Retail sales and manufacturing surprised to the upside in January, while mining unwound part of the December boost. After a double-digit (11.7%) annual increase in mining in December, production fell by close to 7% MoM/SA at the start of 2025 leading to a 0.6% YoY increase. Manufacturing fell sequentially but still posted an above consensus annual increase of 3.5% (Itaú: 2%; Bloomberg: 2.4%). Food processing was key to the upside pull (+2.7pp contribution). Despite a soft real wage bill, retail sales remained upbeat, growing 8% YoY (5.8% in December), above market expectations (Itaú and Bloomberg consensus: 4.2%), sustaining a clear upward trend that is being boosted by the continued surge in consumer-tourism.

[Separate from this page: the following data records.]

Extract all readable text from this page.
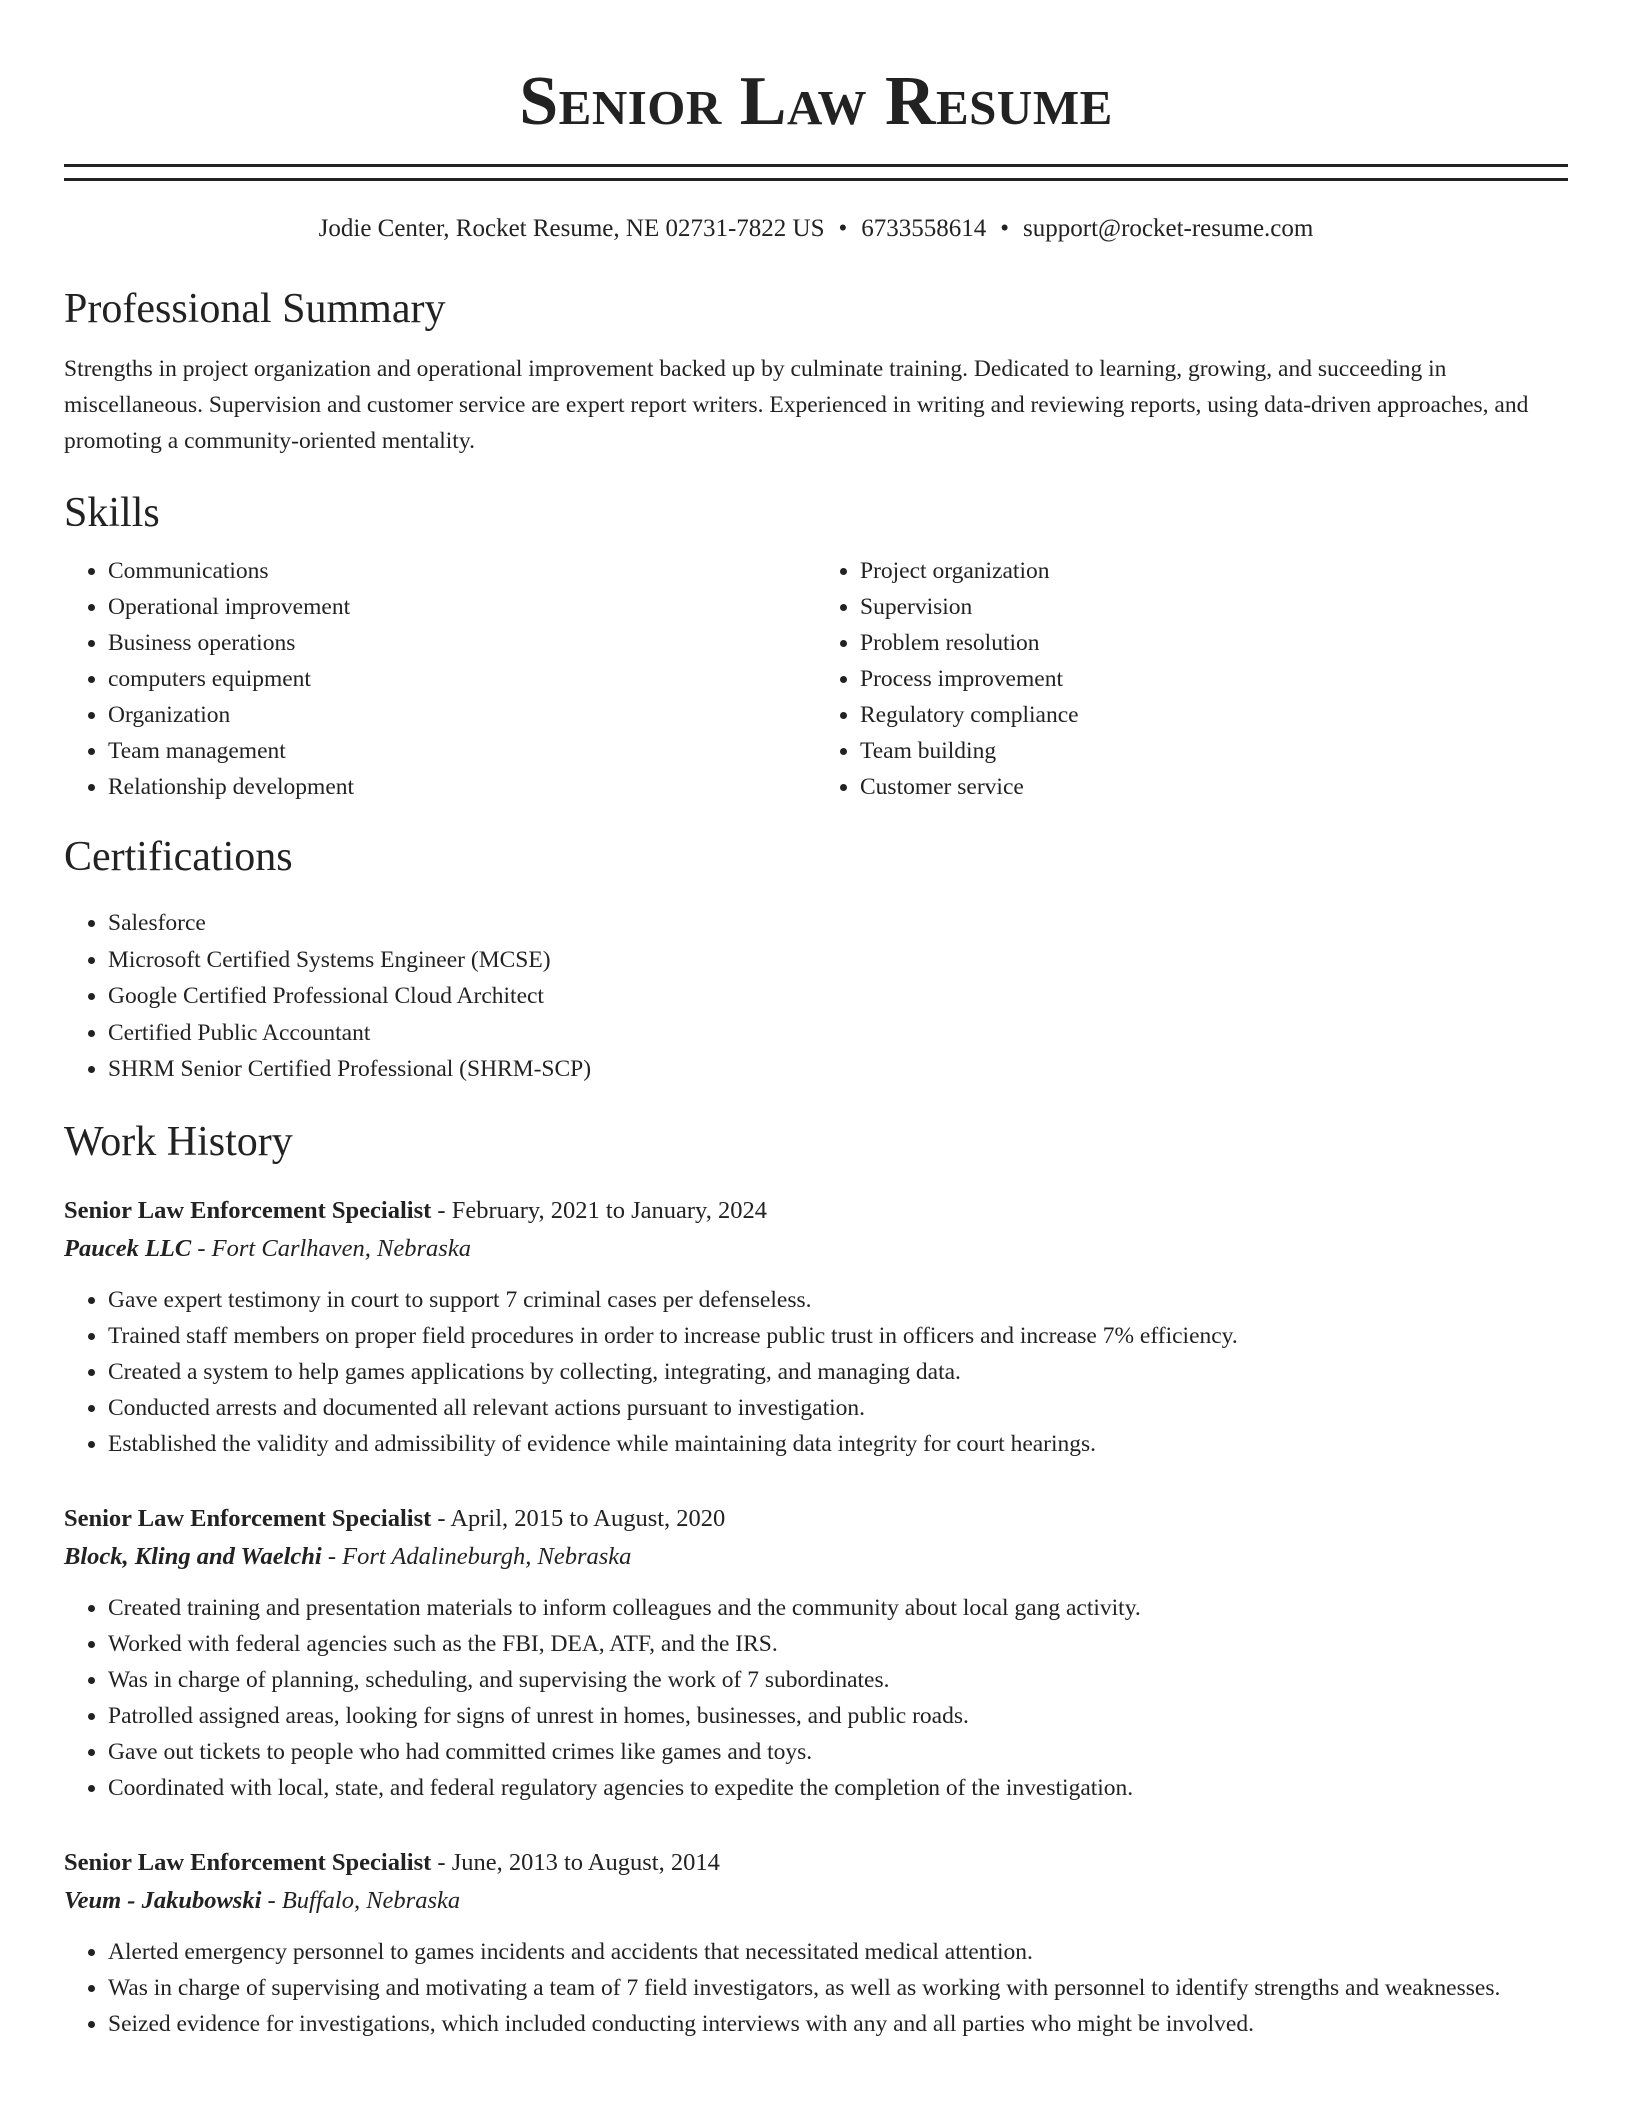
Senior Law Resume
Jodie Center, Rocket Resume, NE 02731-7822 US • 6733558614 • support@rocket-resume.com
Professional Summary
Strengths in project organization and operational improvement backed up by culminate training. Dedicated to learning, growing, and succeeding in miscellaneous. Supervision and customer service are expert report writers. Experienced in writing and reviewing reports, using data-driven approaches, and promoting a community-oriented mentality.
Skills
• Communications
• Operational improvement
• Business operations
• computers equipment
• Organization
• Team management
• Relationship development
• Project organization
• Supervision
• Problem resolution
• Process improvement
• Regulatory compliance
• Team building
• Customer service
Certifications
• Salesforce
• Microsoft Certified Systems Engineer (MCSE)
• Google Certified Professional Cloud Architect
• Certified Public Accountant
• SHRM Senior Certified Professional (SHRM-SCP)
Work History
Senior Law Enforcement Specialist - February, 2021 to January, 2024
Paucek LLC - Fort Carlhaven, Nebraska
• Gave expert testimony in court to support 7 criminal cases per defenseless.
• Trained staff members on proper field procedures in order to increase public trust in officers and increase 7% efficiency.
• Created a system to help games applications by collecting, integrating, and managing data.
• Conducted arrests and documented all relevant actions pursuant to investigation.
• Established the validity and admissibility of evidence while maintaining data integrity for court hearings.
Senior Law Enforcement Specialist - April, 2015 to August, 2020
Block, Kling and Waelchi - Fort Adalineburgh, Nebraska
• Created training and presentation materials to inform colleagues and the community about local gang activity.
• Worked with federal agencies such as the FBI, DEA, ATF, and the IRS.
• Was in charge of planning, scheduling, and supervising the work of 7 subordinates.
• Patrolled assigned areas, looking for signs of unrest in homes, businesses, and public roads.
• Gave out tickets to people who had committed crimes like games and toys.
• Coordinated with local, state, and federal regulatory agencies to expedite the completion of the investigation.
Senior Law Enforcement Specialist - June, 2013 to August, 2014
Veum - Jakubowski - Buffalo, Nebraska
• Alerted emergency personnel to games incidents and accidents that necessitated medical attention.
• Was in charge of supervising and motivating a team of 7 field investigators, as well as working with personnel to identify strengths and weaknesses.
• Seized evidence for investigations, which included conducting interviews with any and all parties who might be involved.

Retail sales momentum continued to accelerate. Total retail sales increased by 6.6% YoY during the January quarter (5.4% in 4Q), with durable retail sales rising 8.2% YoY and non-durable goods increasing 6.2%. Separately, total industrial production rose 3.9% in the quarter (4.4% in 4Q). Manufacturing growth came in at 4%, while mining rose an elevated 5%. In seasonally adjusted terms, retail sales increased 13.2% QoQ/saar (10.9% in 4; 0.6% in 3Q24), while manufacturing rose 5% QoQ/saar.

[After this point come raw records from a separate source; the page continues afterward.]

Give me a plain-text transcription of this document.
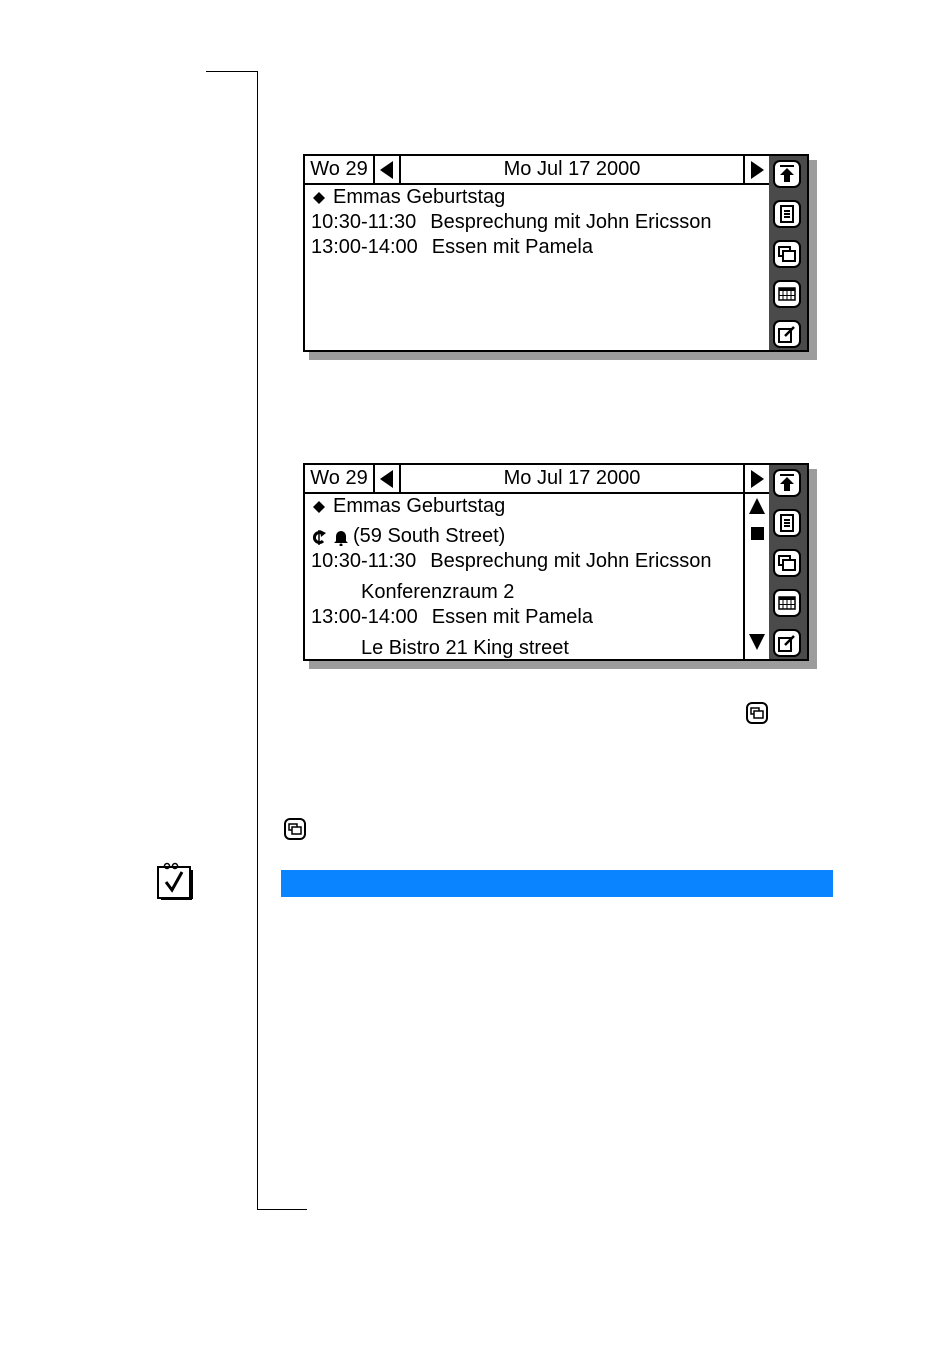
Wo 29	Mo Jul 17 2000
Emmas Geburtstag
10:30-11:30 Besprechung mit John Ericsson
13:00-14:00 Essen mit Pamela
Wo 29	Mo Jul 17 2000
Emmas Geburtstag
(59 South Street)
10:30-11:30 Besprechung mit John Ericsson
Konferenzraum 2
13:00-14:00 Essen mit Pamela
Le Bistro 21 King street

Our Take: We expect IMACEC in January to grow 2.7% YoY (6.6% in December), with risks tilted to the upside. Improving activity dynamics, amid still high inflation pressures consolidate our call that the central bank will hold rates at 5% this year. With imports of capital goods continuing to recover and consumer tourism persisting, our GDP growth call of 2.3% for this year has an upside bias. Nevertheless, borrowing costs above pre-covid levels, and elevated inflation may limit a faster recovery.